Short Critique 4

English 273 Short Critique Papers SpecsTo dig deeper into the process of interpreting literature, write a short paper making an interpretative argument over one of the week’s readings. The goal is to offer your insights, reactions, and interpretations of the meaning and significance of a piece literature. You want to make an arguable claim and briefly explain and support it. These short papers will help you generate ideas for your longer papers and record your thoughts throughout the semester.

Papers will be graded pass/fail. To receive credit, each paper must meet all these specifications:

● Papers are due electronically on Moodle by midnight of the last day of that class week, and must be over the literature for the week; you may not write about the historical introductions, or in-class example readings. Late papers are not accepted unless you use a Token.
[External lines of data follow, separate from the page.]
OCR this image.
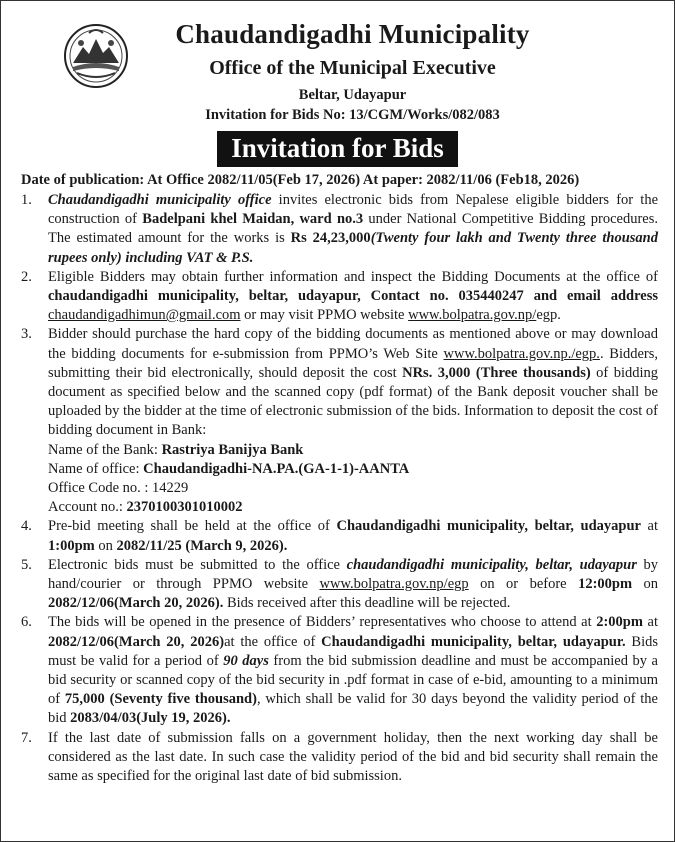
Chaudandigadhi Municipality
Office of the Municipal Executive
Beltar, Udayapur
Invitation for Bids No: 13/CGM/Works/082/083
Invitation for Bids
Date of publication: At Office 2082/11/05(Feb 17, 2026) At paper: 2082/11/06 (Feb18, 2026)
1. Chaudandigadhi municipality office invites electronic bids from Nepalese eligible bidders for the construction of Badelpani khel Maidan, ward no.3 under National Competitive Bidding procedures. The estimated amount for the works is Rs 24,23,000(Twenty four lakh and Twenty three thousand rupees only) including VAT & P.S.
2. Eligible Bidders may obtain further information and inspect the Bidding Documents at the office of chaudandigadhi municipality, beltar, udayapur, Contact no. 035440247 and email address chaudandigadhimun@gmail.com or may visit PPMO website www.bolpatra.gov.np/egp.
3. Bidder should purchase the hard copy of the bidding documents as mentioned above or may download the bidding documents for e-submission from PPMO’s Web Site www.bolpatra.gov.np./egp.. Bidders, submitting their bid electronically, should deposit the cost NRs. 3,000 (Three thousands) of bidding document as specified below and the scanned copy (pdf format) of the Bank deposit voucher shall be uploaded by the bidder at the time of electronic submission of the bids. Information to deposit the cost of bidding document in Bank:
Name of the Bank: Rastriya Banijya Bank
Name of office: Chaudandigadhi-NA.PA.(GA-1-1)-AANTA
Office Code no. : 14229
Account no.: 2370100301010002
4. Pre-bid meeting shall be held at the office of Chaudandigadhi municipality, beltar, udayapur at 1:00pm on 2082/11/25 (March 9, 2026).
5. Electronic bids must be submitted to the office chaudandigadhi municipality, beltar, udayapur by hand/courier or through PPMO website www.bolpatra.gov.np/egp on or before 12:00pm on 2082/12/06(March 20, 2026). Bids received after this deadline will be rejected.
6. The bids will be opened in the presence of Bidders’ representatives who choose to attend at 2:00pm at 2082/12/06(March 20, 2026)at the office of Chaudandigadhi municipality, beltar, udayapur. Bids must be valid for a period of 90 days from the bid submission deadline and must be accompanied by a bid security or scanned copy of the bid security in .pdf format in case of e-bid, amounting to a minimum of 75,000 (Seventy five thousand), which shall be valid for 30 days beyond the validity period of the bid 2083/04/03(July 19, 2026).
7. If the last date of submission falls on a government holiday, then the next working day shall be considered as the last date. In such case the validity period of the bid and bid security shall remain the same as specified for the original last date of bid submission.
● Papers should follow correct MLA formatting for headings, titles, and page numbers.

● Papers must be mostly free of distracting mechanical errors such as subject-verb agreement problems, inadequate proofreading, or incorrect or missing punctuation. There should be few if any serious grammatical errors, such as fragments, run-ons, and comma splices..

● There is no firm length requirement, but you must write at least one healthy paragraph (that’s 4-5 sentences) doing each of the following:

1. Briefly summarize the text by giving a quick overview of the story or poem’s setting, characters, and main plot points. You should cover who the major characters are, what the setting is, what the main conflict is as you see it, and what the resolution is.

2. Offer your interpretation: What themes, oppositions, and/or repetitions are there? In other words, what’s one thing you think the text argues? Be sure to give supporting evidence: what in the text supports your interpretation and backs up your claims? Cite specific passages using the author’s last name and page or line numbers in MLA citation format. No works cited page is needed.

3. Explore possible literary contexts: Do you see any similarities in style or content to other pieces you’ve read in or out of this class? Still nothing? How about movies or TV shows? Or is any historical or biographical knowledge help out here?

4. How would you critique the ideas in the text? Do you agree or disagree–or some of both–with the worldview the text presents? Or are you not sure what to make of it; has the text led you to questions you hadn’t considered before?